I tried to run a PTX assembly code generated by a .cl kernel with the CUDA driver API. The steps i took were these ( standard opencl procedure ):
1) Load .cl kernel
2) JIT compile it
3) Get the compiled ptx code and save it.
So far so good.
I noticed some special registers inside ptx assembly, %envreg3, %envreg6 etc. The problem is that these registers are not set ( according to ptx_isa these registers are set by the driver before the kernel launch ) when i try to execute the code with the driver API. So the code is falling into an infinite loop, and fails to run corectly. But if i manually set the values ( nore exactly i replace %envreg6 with the blocksize inside ptx ), the code is executing and i get the correct results ( correct compared with the cpu results ).
Does anyone know how we can set values to these registers, or maybee if i am missing something? i.e. a flag on cuLaunchKernel, that sets values to these registers?
You are trying to compile an OpenCL kernel and run it using the CUDA driver API. The NVIDIA driver/compiler interface is different between OpenCL and CUDA, so what you want to do is not supported and fundamentally cannot work.
Presumably, the only workaround would be the one you found: to patch the PTX code. But I'm afraid this might not work in the general case.

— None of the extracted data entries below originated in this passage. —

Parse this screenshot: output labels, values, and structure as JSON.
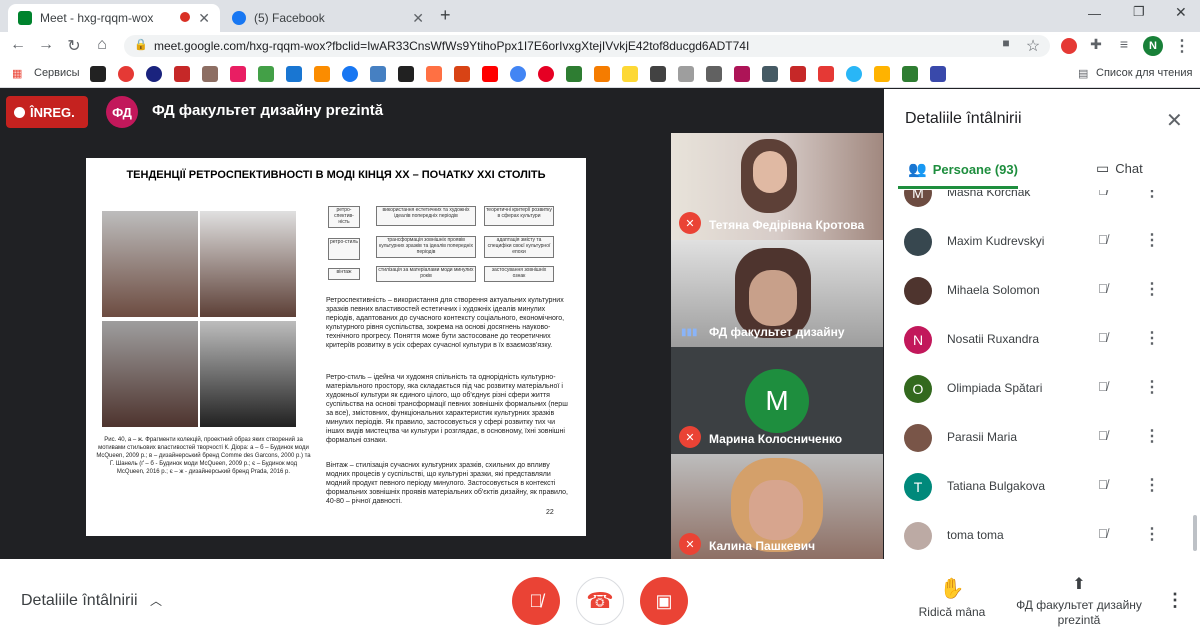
{
  "tabs": [
    {
      "title": "Meet - hxg-rqqm-wox",
      "active": true
    },
    {
      "title": "(5) Facebook",
      "active": false
    }
  ],
  "address": {
    "url": "meet.google.com/hxg-rqqm-wox?fbclid=IwAR33CnsWfWs9YtihoPpx1I7E6orIvxgXtejIVvkjE42tof8ducgd6ADT74I"
  },
  "bookmarks": {
    "services": "Сервисы",
    "reading_list": "Список для чтения"
  },
  "profile_initial": "N",
  "meeting": {
    "recording": "ÎNREG.",
    "presenter_initials": "ФД",
    "presenter_title": "ФД факультет дизайну prezintă"
  },
  "slide": {
    "title": "ТЕНДЕНЦІЇ РЕТРОСПЕКТИВНОСТІ В МОДІ КІНЦЯ ХХ – ПОЧАТКУ ХХІ СТОЛІТЬ",
    "caption": "Рис. 40, а – ж. Фрагменти колекцій, проектний образ яких створений за мотивами стильових властивостей творчості К. Діора: а – б – Будинок моди McQueen, 2009 р.; в – дизайнерський бренд Comme des Garcons, 2000 р.) та Г. Шанель (ґ – б - Будинок моди McQueen, 2009 р.; є – Будинок мод McQueen, 2016 р.; є – ж - дизайнерський бренд Prada, 2016 р.",
    "para1": "Ретроспективність – використання для створення актуальних культурних зразків певних властивостей естетичних і художніх ідеалів минулих періодів, адаптованих до сучасного контексту соціального, економічного, культурного рівня суспільства, зокрема на основі досягнень науково-технічного прогресу. Поняття може бути застосоване до теоретичних критеріїв розвитку в усіх сферах сучасної культури в їх взаємозв'язку.",
    "para2": "Ретро-стиль – ідейна чи художня спільність та однорідність культурно-матеріального простору, яка складається під час розвитку матеріальної і художньої культури як єдиного цілого, що об'єднує різні сфери життя суспільства на основі трансформації певних зовнішніх формальних (перш за все), змістовних, функціональних характеристик культурних зразків минулих періодів. Як правило, застосовується у сфері розвитку тих чи інших видів мистецтва чи культури і розглядає, в основному, їхні зовнішні формальні ознаки.",
    "para3": "Вінтаж – стилізація сучасних культурних зразків, схильних до впливу модних процесів у суспільстві, що культурні зразки, які представляли модний продукт певного періоду минулого. Застосовується в контексті формальних зовнішніх проявів матеріальних об'єктів дизайну, як правило, 40-80 – річної давності.",
    "page": "22",
    "diagram": [
      "ретро-спектив-ність",
      "ретро-стиль",
      "вінтаж",
      "використання естетичних та художніх ідеалів попередніх періодів",
      "теоретичні критерії розвитку в сферах культури",
      "трансформація зовнішніх проявів культурних зразків та ідеалів попередніх періодів",
      "адаптація змісту та специфіки своєї культурної епохи",
      "стилізація за матеріалами моди минулих років",
      "застосування зовнішніх ознак"
    ]
  },
  "participants_tiles": [
    {
      "name": "Тетяна Федірівна Кротова",
      "muted": true
    },
    {
      "name": "ФД факультет дизайну",
      "muted": false
    },
    {
      "name": "Марина Колосниченко",
      "initial": "M",
      "muted": true
    },
    {
      "name": "Калина Пашкевич",
      "muted": true
    }
  ],
  "panel": {
    "title": "Detaliile întâlnirii",
    "tab_people": "Persoane (93)",
    "tab_chat": "Chat",
    "people": [
      {
        "name": "Masha Korchak",
        "initial": "M",
        "color": "#6d4c41"
      },
      {
        "name": "Maxim Kudrevskyi",
        "initial": "",
        "color": "#37474f"
      },
      {
        "name": "Mihaela Solomon",
        "initial": "",
        "color": "#4e342e"
      },
      {
        "name": "Nosatii Ruxandra",
        "initial": "N",
        "color": "#c2185b"
      },
      {
        "name": "Olimpiada Spătari",
        "initial": "O",
        "color": "#33691e"
      },
      {
        "name": "Parasii Maria",
        "initial": "",
        "color": "#795548"
      },
      {
        "name": "Tatiana Bulgakova",
        "initial": "T",
        "color": "#00897b"
      },
      {
        "name": "toma toma",
        "initial": "",
        "color": "#bcaaa4"
      }
    ]
  },
  "bottom": {
    "details": "Detaliile întâlnirii",
    "raise_hand": "Ridică mâna",
    "presenting": "ФД факультет дизайну prezintă"
  },
  "colors": {
    "record": "#c5221f",
    "danger": "#ea4335",
    "accent": "#1e8e3e"
  }
}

Edit: Specifically, OpenCL supports larger grids than most NVIDIA GPUs support, so grid sizes need to be virtualized by dividing across multiple actual grid launches, and so offsets are necessary. Also in OpenCL, indices do not necessarily start from (0, 0, 0), the user can specify offsets which the driver must pass to the kernel. Therefore the registers initialized for OpenCL and CUDA C launches are different.